Un sondage de l’IFOP publié hier par l’ACAT (Action des chrétiens pour l’abolition de la torture) démontrerait que les Français ont une plus grande acceptation de la torture par rapport au début des années 2000. Je préfère pour ma part utiliser le conditionnel, car dans ce genre d’enquête il convient de garder une certaine réserve. En tout état de cause, ce sont les circonstances qui expliquent l’évolution de l’opinion. Depuis que le terrorisme s’est imposé comme une réalité sanglante jusqu’au cœur de Paris, lorsque l’assassinat d’un couple de policiers intervient comme acte politique dans notre univers urbain, on comprend que l’opinion s’émeuve et s’interroge sur les moyens propres à juguler la violence, celle-ci s’inscrivant dans un climat de guerre.
Je ne dis évidemment pas cela pour justifier d’une façon ou d’une autre la licéité de la torture, j’en ai une souveraine horreur. On peut être effrayé à l’instar de Jean-Étienne de Linares, délégué général de l’ACAT du fait que « 36 % des Français estiment que dans certains cas exceptionnels, (attentats, guerres, etc), on peut accepter le recours à la torture ». On peut être confondu devant l’affirmation selon laquelle « 18 % des Français se sentiraient capables de pratiquer eux-mêmes la torture ». C’est un véritable vertige moral qui s’empare de vous, lorsqu’on mesure la gravité sans nom d’une atteinte à la personne, réduite à la douleur d’un corps souffrant sous l’effet d’un sadisme insupportable.
Mais en même temps, il convient d’apprécier les circonstances qui expliquent cette évolution de l’opinion.
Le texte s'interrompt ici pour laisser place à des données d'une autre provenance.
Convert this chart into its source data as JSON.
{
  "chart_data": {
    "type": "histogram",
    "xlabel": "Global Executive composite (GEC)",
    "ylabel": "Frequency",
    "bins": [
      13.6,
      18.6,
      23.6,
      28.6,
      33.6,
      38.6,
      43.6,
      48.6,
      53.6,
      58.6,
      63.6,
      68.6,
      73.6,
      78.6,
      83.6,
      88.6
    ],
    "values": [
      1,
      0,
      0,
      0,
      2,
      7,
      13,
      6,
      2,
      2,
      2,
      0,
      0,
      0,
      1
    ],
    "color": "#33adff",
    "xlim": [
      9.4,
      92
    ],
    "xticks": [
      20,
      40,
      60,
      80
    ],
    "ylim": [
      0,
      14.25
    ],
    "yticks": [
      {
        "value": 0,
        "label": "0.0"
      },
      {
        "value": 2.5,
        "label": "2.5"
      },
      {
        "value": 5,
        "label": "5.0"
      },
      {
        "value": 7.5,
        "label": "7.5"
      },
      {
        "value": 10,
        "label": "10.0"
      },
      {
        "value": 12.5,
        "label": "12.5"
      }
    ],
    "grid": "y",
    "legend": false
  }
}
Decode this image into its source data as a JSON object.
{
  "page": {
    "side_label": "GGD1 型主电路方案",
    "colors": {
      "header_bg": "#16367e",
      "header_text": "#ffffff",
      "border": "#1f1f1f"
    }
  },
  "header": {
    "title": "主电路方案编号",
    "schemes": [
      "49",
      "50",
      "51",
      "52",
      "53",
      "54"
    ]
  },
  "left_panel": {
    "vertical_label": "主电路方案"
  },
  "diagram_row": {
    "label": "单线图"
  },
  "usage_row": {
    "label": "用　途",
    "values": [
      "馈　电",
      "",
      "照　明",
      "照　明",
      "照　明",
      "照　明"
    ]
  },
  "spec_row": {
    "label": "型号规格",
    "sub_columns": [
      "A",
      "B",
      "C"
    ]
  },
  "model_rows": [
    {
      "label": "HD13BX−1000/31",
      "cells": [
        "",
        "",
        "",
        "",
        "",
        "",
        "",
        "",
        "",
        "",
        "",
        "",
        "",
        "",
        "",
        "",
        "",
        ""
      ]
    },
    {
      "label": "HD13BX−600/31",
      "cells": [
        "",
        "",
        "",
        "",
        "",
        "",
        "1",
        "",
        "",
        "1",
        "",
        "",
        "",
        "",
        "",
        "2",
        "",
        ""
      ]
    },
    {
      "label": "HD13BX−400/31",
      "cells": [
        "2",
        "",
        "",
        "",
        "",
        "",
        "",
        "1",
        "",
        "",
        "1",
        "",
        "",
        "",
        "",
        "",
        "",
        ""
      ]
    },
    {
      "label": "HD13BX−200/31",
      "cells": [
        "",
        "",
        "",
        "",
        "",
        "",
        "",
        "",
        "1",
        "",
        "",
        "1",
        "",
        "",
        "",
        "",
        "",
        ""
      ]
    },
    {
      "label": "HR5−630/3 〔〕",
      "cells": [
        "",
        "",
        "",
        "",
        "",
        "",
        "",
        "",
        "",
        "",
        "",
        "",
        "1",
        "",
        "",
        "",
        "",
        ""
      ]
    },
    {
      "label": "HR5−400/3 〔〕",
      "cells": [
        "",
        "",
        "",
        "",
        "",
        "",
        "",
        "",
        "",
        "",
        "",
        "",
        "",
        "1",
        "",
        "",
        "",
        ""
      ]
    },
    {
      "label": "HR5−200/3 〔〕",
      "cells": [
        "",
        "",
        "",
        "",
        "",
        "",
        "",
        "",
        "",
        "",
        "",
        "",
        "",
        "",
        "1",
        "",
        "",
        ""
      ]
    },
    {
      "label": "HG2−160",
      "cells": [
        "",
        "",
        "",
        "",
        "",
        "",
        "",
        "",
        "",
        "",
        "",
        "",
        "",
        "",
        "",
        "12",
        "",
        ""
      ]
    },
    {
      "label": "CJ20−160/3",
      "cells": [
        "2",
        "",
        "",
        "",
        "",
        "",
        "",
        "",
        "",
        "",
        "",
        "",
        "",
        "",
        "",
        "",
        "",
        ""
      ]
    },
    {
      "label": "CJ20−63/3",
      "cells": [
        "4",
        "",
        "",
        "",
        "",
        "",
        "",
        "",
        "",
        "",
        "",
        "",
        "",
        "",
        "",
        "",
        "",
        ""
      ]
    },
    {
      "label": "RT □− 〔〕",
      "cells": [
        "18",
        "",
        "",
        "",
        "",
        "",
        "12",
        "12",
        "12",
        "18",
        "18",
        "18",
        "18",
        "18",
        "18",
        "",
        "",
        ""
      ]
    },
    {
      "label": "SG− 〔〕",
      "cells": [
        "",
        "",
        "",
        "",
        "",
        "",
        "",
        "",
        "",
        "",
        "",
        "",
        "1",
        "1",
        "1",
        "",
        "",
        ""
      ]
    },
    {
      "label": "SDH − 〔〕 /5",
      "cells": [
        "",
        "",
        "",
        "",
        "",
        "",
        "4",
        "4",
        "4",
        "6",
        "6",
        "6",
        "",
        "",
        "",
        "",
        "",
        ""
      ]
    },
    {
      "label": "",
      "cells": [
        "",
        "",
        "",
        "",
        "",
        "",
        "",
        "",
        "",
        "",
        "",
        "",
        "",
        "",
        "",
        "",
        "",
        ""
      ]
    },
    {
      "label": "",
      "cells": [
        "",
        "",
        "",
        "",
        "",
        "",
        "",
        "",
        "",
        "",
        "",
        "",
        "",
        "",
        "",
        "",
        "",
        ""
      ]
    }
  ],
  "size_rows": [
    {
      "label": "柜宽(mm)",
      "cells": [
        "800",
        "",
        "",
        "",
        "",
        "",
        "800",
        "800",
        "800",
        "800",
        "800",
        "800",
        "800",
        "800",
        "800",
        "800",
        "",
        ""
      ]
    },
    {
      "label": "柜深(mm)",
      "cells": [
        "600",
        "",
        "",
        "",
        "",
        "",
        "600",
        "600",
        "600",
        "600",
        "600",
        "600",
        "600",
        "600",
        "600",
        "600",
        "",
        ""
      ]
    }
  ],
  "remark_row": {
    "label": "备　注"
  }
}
Une opinion qu’il faut mettre en garde, à laquelle il faut rappeler sans relâche ses devoirs d’humanité, mais à laquelle il ne faut pas mentir. Ce qui justifie l’ACAT c’est son caractère non partisan, d’autant plus humanitaire que son engagement s’inspire de l’Évangile. En d’autres temps, la dénonciation de la torture a pu être une arme politique pour délégitimer une armée ou un État, alors même que cette armée et cet État étaient aux prises avec un terrorisme inhumain. Il faut des gardiens de l’intégrité humaine, mais il ne faut pas cacher non plus les enjeux redoutables et la difficulté de la lutte contre la terreur. Nous sommes face à un défi universel. Le Monde d’hier annonçait l’offensive de l’armée algérienne contre le déploiement de l’AQMI et de l’EI sur son territoire. On na pas oublié, outre-Méditerranée, l’horreur de la guerre civile, menée par le Front islamique du salut.
Chronique diffusée sur Radio Notre-Dame le 22 juin 2016.